Apotheosis

Life According to James

Walking up to the door, I didn’t know what to expect. Would he like me? Would I do a good job? Would it be fun? I rang the doorbell and was told to come inside. Before I even thought of taking off my shoes, a little ball of energy appeared. This animated toddler had dark brown hair, sky-blue eyes, and was dressed in a blue-striped golf shirt and khaki pants. He introduced himself in such an excited manner that I wasn’t sure he was even speaking the English language; the only piece of information I comprehended from this conversation was his name: James.

James’s mom soon began to translate his toddler gibberish and I learned that he was two and half years old, he loved tools and trucks, and he was a very rambunctious child—a characteristic that was evident without translation. After a brief tour of the house, his mom left to do chores; it was just James and me for the next three hours. I realized that it was my job to entertain this child and I had no idea how to do so. Luckily, it soon became obvious that I did not call the shots: when he wanted to do puzzles, we did puzzles; when he wanted to build towers, we built towers; when he wanted to color, we colored. After my first day, I was concerned that providing three hours of entertainment every time we were together would be a challenge. It became quite clear that this was not the case. In fact, our play was often cut short by lunchtime, triggering an explosion of indignant protests. Wishing to forgo his “big boy” status, tears would instantly stream down from those big blue eyes. The only way to reconcile the situation: tell James that I was going to eat his lunch. Protests of “No, I want to eat my lunch!” would ensue and within seconds I would be lifting the suddenly starving toddler into his highchair and fastening his bib. It’s amazing how trusting—and therefore gullible—children can be.

Some of James’s favorite activities included creating masterpieces in the sandbox, giving his truck a pretend carwash, going on nature walks in the neighborhood (which consisted of scavenging for pinecones and sticks), “fixing” anything in sight with toy tools, building LEGO skyscrapers, and playing at the neighborhood park.

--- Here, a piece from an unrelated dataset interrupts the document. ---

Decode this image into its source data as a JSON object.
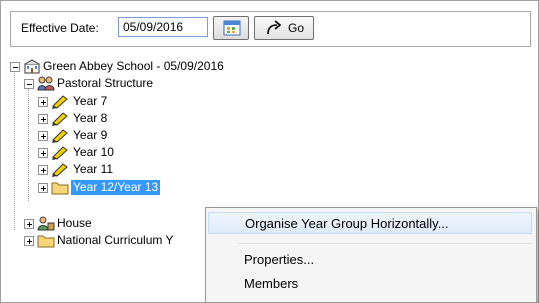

Much of our time together was spent at “James’s Park” (he was unaware that he did not actually own the playground). Whether we would simply sit on a bench while eating a snack, play Hide-And-Seek, or swing, James and I often spent hours at this park. I liked taking this little bundle of energy to the playground because it gave his mom time to work without distraction, and also because it forced me to be fully responsible for James. This was both exciting and scary because if anything happened to him, it would be my fault. Luckily, we managed to survive the summer with only a few scrapes and bruises along the way.

Before I met James, I was worried that spending time with him would be awkward. I mean, what was I supposed to talk to a two-year-old about? It turns out that I did not have to worry; the little chatterbox talked non-stop about anything and everything. My conversations with James were some of the most entertaining that I have ever had with another person; whether he was showing off his wide range of animal noises, relating his weekend activities, or asking “What’s that noise?” about any sudden sound, the discussion never stopped. Incredibly urgent questions of why the delivery truck just drove by, why the neighbor was mowing his lawn, or why there was a helicopter in the sky would constantly pour out of the inquisitive tyke (and trust me, he was not content with “I’m not sure” as an answer—it would only provoke further interrogation). That’s something adults lose as they age: a child’s curiosity. With busy lives, it is easy for adults to take things as they are without question; I know I am guilty of doing so. However, children are sponges, eagerly absorbing everything they can about the world around them. Imagine how much society would benefit if adults preserved this insatiable quench for knowledge.

As the summer went on, I began to enjoy my time with James more and more. His perpetual positive attitude brightened any situation. Even when we were stranded at the park in a torrential downpour, James was happy. As I worried about how to stay dry, I watched this carefree child frolic in the rain, splash in puddles, and scream in delight. It was at this moment that I learned something from James: life is a lot more enjoyable when an individual lives in the moment. As children grow up, they learn about consequences, failure, and disappointment, all of which making living in the moment quite difficult. However, while toddlers remain in the blissful state of childhood ignorance, there is no such thing as the future, no such thing as stress, no such thing as ­­­­regret. Grownups constantly emphasize the importance of appreciating the gift of life, but children are able to do so without even trying. That’s pretty incredible.

Reflecting back on my time spent with James, it strikes me how close we became. Walking up to the front door on my first day, I had no idea how big of an impact a two-year-old could have on my outlook on life. As I pulled out of the driveway after my last day of work, I looked in my rearview mirror and a smile instantly formed on my face. James’s little face was peeking up from the windowsill, watching me go.